Credits cards and debit cards have chips in them to ward off fraud. But Dynamics is introducing a new Wallet Card today that can run circles around that technology.

The Wallet Card has the support of a consortium of financial companies, including MasterCard, which led the last financing round for Pittsburgh, Pennsylvania-based Dynamics. The Wallet Card has a cell phone chip and most of the working parts of a computer, including a display — all inside a piece of plastic that looks like any other credit card.

Dynamics is showing the Wallet Card at CES 2018, the big tech trade show in Las Vegas this week. Jeff Mullen, founder and CEO of Dynamics, said in an interview that the new card will provide an “unprecedented level of security.”

“We have worked on this for over five years,” Mullen said. “We think it is a very disruptive platform.”

For instance, if you learn from the display on the card that the last purchase made on your card was fraudulent, you can request a new card from the bank and it will be issued on the spot, with proper authentication. You no longer have to call the bank to get a card reissued. Your new number account and card number are simply downloaded onto the card.

If you lose the card or report it stolen or forget your pin code, the bank can disable the card through the cell connection and send you a new card. Cards can be couriered to the consumer in a matter of hours, and the consumer can restore the wallet by downloading cards. The speed could reduce fraud losses and prevent purchase delays, Mullen said.

These are just some of the features that are possible on a card that’s connected and has digital processing capabilities.

Another is that you can now have multiple cards on one Wallet Card. Consumers can access their debit, credit, prepaid, multicurrency, one-time use, or loyalty cards on a single card with the tap of a button. When you get to a checkout stand, you could choose to pay with points or credit simply by pressing a button on the card.

It is also easily distributed. Banks can distribute Wallet Card anytime and anywhere — such as in their retail branches, during events, or even in-flight, and consumers can activate it immediately. Card information can then be downloaded through a secure, over-the-air cellular connection. At the same time, Mullen said the cards have built-in security in hardware elements.

And the technology could lead to tighter connections between consumers, issuers, and retailers. Messages can be sent to the Wallet Card at any time. For example, after every purchase, a message may be sent to notify the consumer of the purchase and of their remaining balance if they used a debit or loyalty card.

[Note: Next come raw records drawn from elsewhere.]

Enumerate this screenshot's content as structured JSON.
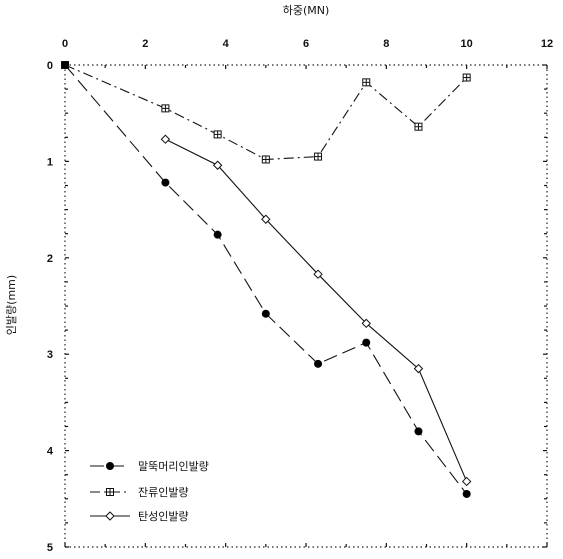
{
  "chart_data": {
    "type": "line",
    "xlabel": "하중(MN)",
    "ylabel": "인발량(mm)",
    "xlim": [
      0,
      12
    ],
    "ylim": [
      0,
      5
    ],
    "y_inverted": true,
    "x_axis_position": "top",
    "x_ticks": [
      "0",
      "2",
      "4",
      "6",
      "8",
      "10",
      "12"
    ],
    "y_ticks": [
      "0",
      "1",
      "2",
      "3",
      "4",
      "5"
    ],
    "grid": false,
    "legend_position": "bottom-left",
    "series": [
      {
        "name": "말뚝머리인발량",
        "marker": "filled-circle",
        "line": "dash-long",
        "color": "#111111",
        "x": [
          0,
          2.5,
          3.8,
          5.0,
          6.3,
          7.5,
          8.8,
          10.0
        ],
        "y": [
          0,
          1.22,
          1.76,
          2.58,
          3.1,
          2.88,
          3.8,
          4.45
        ]
      },
      {
        "name": "잔류인발량",
        "marker": "square-cross",
        "line": "dash-dot",
        "color": "#111111",
        "x": [
          0,
          2.5,
          3.8,
          5.0,
          6.3,
          7.5,
          8.8,
          10.0
        ],
        "y": [
          0,
          0.45,
          0.72,
          0.98,
          0.95,
          0.18,
          0.64,
          0.13
        ]
      },
      {
        "name": "탄성인발량",
        "marker": "open-diamond",
        "line": "solid-thin",
        "color": "#111111",
        "x": [
          2.5,
          3.8,
          5.0,
          6.3,
          7.5,
          8.8,
          10.0
        ],
        "y": [
          0.77,
          1.04,
          1.6,
          2.17,
          2.68,
          3.15,
          4.32
        ]
      }
    ]
  }
}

“We’re adding a new business model on top of an existing infrastructure,” Mullen said.

Consumers can be notified of a suspicious purchase and click on “Not me” to have a fraud alert set and a new card number issued. They can also receive coupons directly on their cards.

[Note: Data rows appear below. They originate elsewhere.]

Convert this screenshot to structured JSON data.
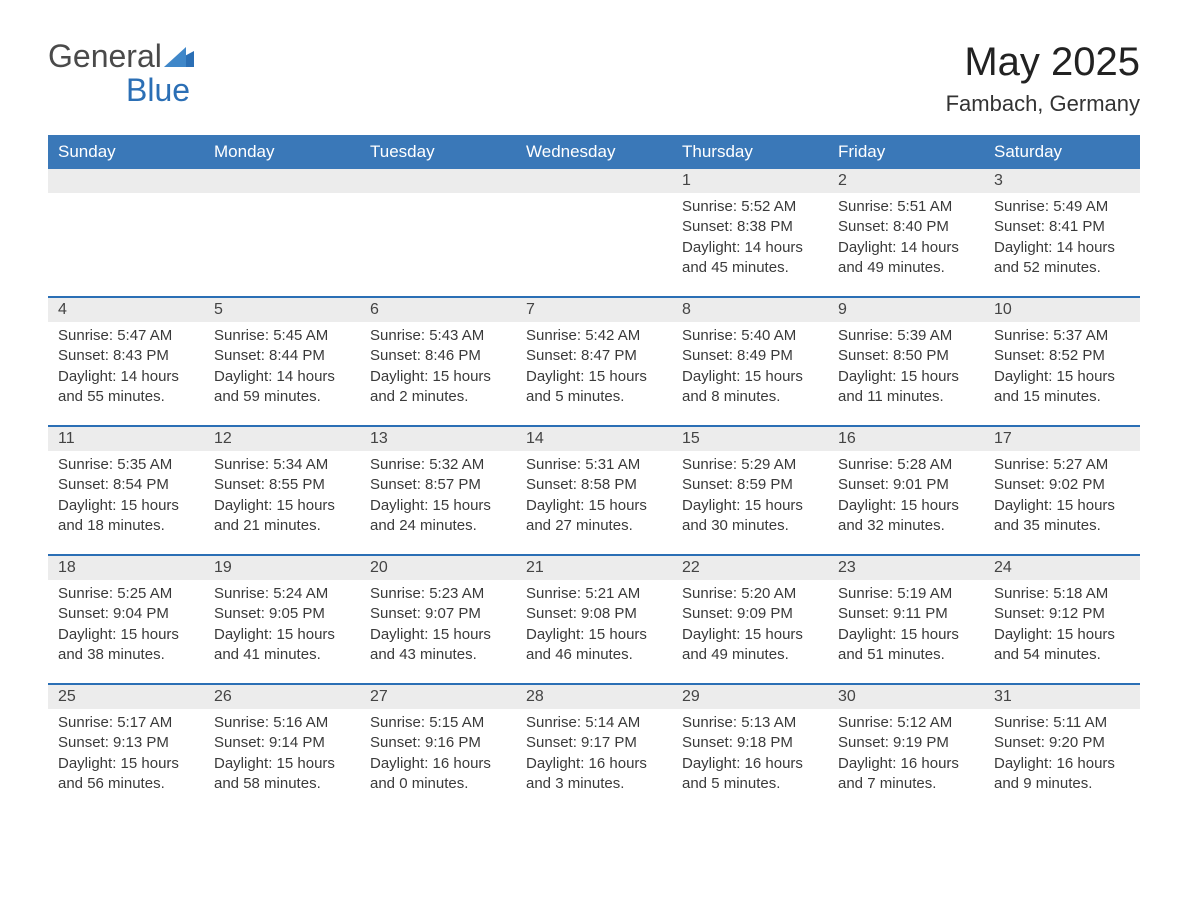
{
  "logo": {
    "word1": "General",
    "word2": "Blue"
  },
  "title": "May 2025",
  "location": "Fambach, Germany",
  "colors": {
    "header_bg": "#3a78b8",
    "header_text": "#ffffff",
    "accent_line": "#2b6fb5",
    "daynum_bg": "#ececec",
    "body_text": "#3a3a3a",
    "logo_blue": "#2b6fb5"
  },
  "weekdays": [
    "Sunday",
    "Monday",
    "Tuesday",
    "Wednesday",
    "Thursday",
    "Friday",
    "Saturday"
  ],
  "weeks": [
    [
      {
        "empty": true
      },
      {
        "empty": true
      },
      {
        "empty": true
      },
      {
        "empty": true
      },
      {
        "day": "1",
        "sunrise": "Sunrise: 5:52 AM",
        "sunset": "Sunset: 8:38 PM",
        "daylight1": "Daylight: 14 hours",
        "daylight2": "and 45 minutes."
      },
      {
        "day": "2",
        "sunrise": "Sunrise: 5:51 AM",
        "sunset": "Sunset: 8:40 PM",
        "daylight1": "Daylight: 14 hours",
        "daylight2": "and 49 minutes."
      },
      {
        "day": "3",
        "sunrise": "Sunrise: 5:49 AM",
        "sunset": "Sunset: 8:41 PM",
        "daylight1": "Daylight: 14 hours",
        "daylight2": "and 52 minutes."
      }
    ],
    [
      {
        "day": "4",
        "sunrise": "Sunrise: 5:47 AM",
        "sunset": "Sunset: 8:43 PM",
        "daylight1": "Daylight: 14 hours",
        "daylight2": "and 55 minutes."
      },
      {
        "day": "5",
        "sunrise": "Sunrise: 5:45 AM",
        "sunset": "Sunset: 8:44 PM",
        "daylight1": "Daylight: 14 hours",
        "daylight2": "and 59 minutes."
      },
      {
        "day": "6",
        "sunrise": "Sunrise: 5:43 AM",
        "sunset": "Sunset: 8:46 PM",
        "daylight1": "Daylight: 15 hours",
        "daylight2": "and 2 minutes."
      },
      {
        "day": "7",
        "sunrise": "Sunrise: 5:42 AM",
        "sunset": "Sunset: 8:47 PM",
        "daylight1": "Daylight: 15 hours",
        "daylight2": "and 5 minutes."
      },
      {
        "day": "8",
        "sunrise": "Sunrise: 5:40 AM",
        "sunset": "Sunset: 8:49 PM",
        "daylight1": "Daylight: 15 hours",
        "daylight2": "and 8 minutes."
      },
      {
        "day": "9",
        "sunrise": "Sunrise: 5:39 AM",
        "sunset": "Sunset: 8:50 PM",
        "daylight1": "Daylight: 15 hours",
        "daylight2": "and 11 minutes."
      },
      {
        "day": "10",
        "sunrise": "Sunrise: 5:37 AM",
        "sunset": "Sunset: 8:52 PM",
        "daylight1": "Daylight: 15 hours",
        "daylight2": "and 15 minutes."
      }
    ],
    [
      {
        "day": "11",
        "sunrise": "Sunrise: 5:35 AM",
        "sunset": "Sunset: 8:54 PM",
        "daylight1": "Daylight: 15 hours",
        "daylight2": "and 18 minutes."
      },
      {
        "day": "12",
        "sunrise": "Sunrise: 5:34 AM",
        "sunset": "Sunset: 8:55 PM",
        "daylight1": "Daylight: 15 hours",
        "daylight2": "and 21 minutes."
      },
      {
        "day": "13",
        "sunrise": "Sunrise: 5:32 AM",
        "sunset": "Sunset: 8:57 PM",
        "daylight1": "Daylight: 15 hours",
        "daylight2": "and 24 minutes."
      },
      {
        "day": "14",
        "sunrise": "Sunrise: 5:31 AM",
        "sunset": "Sunset: 8:58 PM",
        "daylight1": "Daylight: 15 hours",
        "daylight2": "and 27 minutes."
      },
      {
        "day": "15",
        "sunrise": "Sunrise: 5:29 AM",
        "sunset": "Sunset: 8:59 PM",
        "daylight1": "Daylight: 15 hours",
        "daylight2": "and 30 minutes."
      },
      {
        "day": "16",
        "sunrise": "Sunrise: 5:28 AM",
        "sunset": "Sunset: 9:01 PM",
        "daylight1": "Daylight: 15 hours",
        "daylight2": "and 32 minutes."
      },
      {
        "day": "17",
        "sunrise": "Sunrise: 5:27 AM",
        "sunset": "Sunset: 9:02 PM",
        "daylight1": "Daylight: 15 hours",
        "daylight2": "and 35 minutes."
      }
    ],
    [
      {
        "day": "18",
        "sunrise": "Sunrise: 5:25 AM",
        "sunset": "Sunset: 9:04 PM",
        "daylight1": "Daylight: 15 hours",
        "daylight2": "and 38 minutes."
      },
      {
        "day": "19",
        "sunrise": "Sunrise: 5:24 AM",
        "sunset": "Sunset: 9:05 PM",
        "daylight1": "Daylight: 15 hours",
        "daylight2": "and 41 minutes."
      },
      {
        "day": "20",
        "sunrise": "Sunrise: 5:23 AM",
        "sunset": "Sunset: 9:07 PM",
        "daylight1": "Daylight: 15 hours",
        "daylight2": "and 43 minutes."
      },
      {
        "day": "21",
        "sunrise": "Sunrise: 5:21 AM",
        "sunset": "Sunset: 9:08 PM",
        "daylight1": "Daylight: 15 hours",
        "daylight2": "and 46 minutes."
      },
      {
        "day": "22",
        "sunrise": "Sunrise: 5:20 AM",
        "sunset": "Sunset: 9:09 PM",
        "daylight1": "Daylight: 15 hours",
        "daylight2": "and 49 minutes."
      },
      {
        "day": "23",
        "sunrise": "Sunrise: 5:19 AM",
        "sunset": "Sunset: 9:11 PM",
        "daylight1": "Daylight: 15 hours",
        "daylight2": "and 51 minutes."
      },
      {
        "day": "24",
        "sunrise": "Sunrise: 5:18 AM",
        "sunset": "Sunset: 9:12 PM",
        "daylight1": "Daylight: 15 hours",
        "daylight2": "and 54 minutes."
      }
    ],
    [
      {
        "day": "25",
        "sunrise": "Sunrise: 5:17 AM",
        "sunset": "Sunset: 9:13 PM",
        "daylight1": "Daylight: 15 hours",
        "daylight2": "and 56 minutes."
      },
      {
        "day": "26",
        "sunrise": "Sunrise: 5:16 AM",
        "sunset": "Sunset: 9:14 PM",
        "daylight1": "Daylight: 15 hours",
        "daylight2": "and 58 minutes."
      },
      {
        "day": "27",
        "sunrise": "Sunrise: 5:15 AM",
        "sunset": "Sunset: 9:16 PM",
        "daylight1": "Daylight: 16 hours",
        "daylight2": "and 0 minutes."
      },
      {
        "day": "28",
        "sunrise": "Sunrise: 5:14 AM",
        "sunset": "Sunset: 9:17 PM",
        "daylight1": "Daylight: 16 hours",
        "daylight2": "and 3 minutes."
      },
      {
        "day": "29",
        "sunrise": "Sunrise: 5:13 AM",
        "sunset": "Sunset: 9:18 PM",
        "daylight1": "Daylight: 16 hours",
        "daylight2": "and 5 minutes."
      },
      {
        "day": "30",
        "sunrise": "Sunrise: 5:12 AM",
        "sunset": "Sunset: 9:19 PM",
        "daylight1": "Daylight: 16 hours",
        "daylight2": "and 7 minutes."
      },
      {
        "day": "31",
        "sunrise": "Sunrise: 5:11 AM",
        "sunset": "Sunset: 9:20 PM",
        "daylight1": "Daylight: 16 hours",
        "daylight2": "and 9 minutes."
      }
    ]
  ]
}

The Wallet Card has more than 200 internal components, and it’s the latest rendition of electronic credit and debit cards that Mullen and his team dreamed up at Carnegie Mellon University. He started the company in 2007, beginning a long journey to replace the mag stripe credit card, which has been in use since the 1970s and is fraught with all kinds of security risks.

This new card has “organic harvesting,” which means it can use renewable energy sources to keep its battery charged. It has a card-programmable magnetic stripe, card-programmable EMV chip (the chip cards that have become so popular), and a card-programmable contactless chip. That means it could be used in just about any territory.

The display has 65,000 pixels and a user interface that allows the card holder to change between different cards and informational screens.

Dynamics has the support of the Wallet Card Consortium, which includes a number of big banks, payment networks, and carriers. Members include Visa, MasterCard, Sprint, and JCB (a Tokyo-based credit card company).

Dynamics has raised $110 million to date from investors that include MasterCard, CIBC, Adams Capital Management, and Bain Capital Ventures. The company’s earlier intelligent account cards are currently used by more than 10 million consumers. Customers include the big Canadian coffee chain Tim Horton’s, the Upper Deck Company, and CIBC.

Dynamics has 100 employees and its own card manufacturing plants in Pittsburgh. The Wallet Card’s launch date is yet to be announced.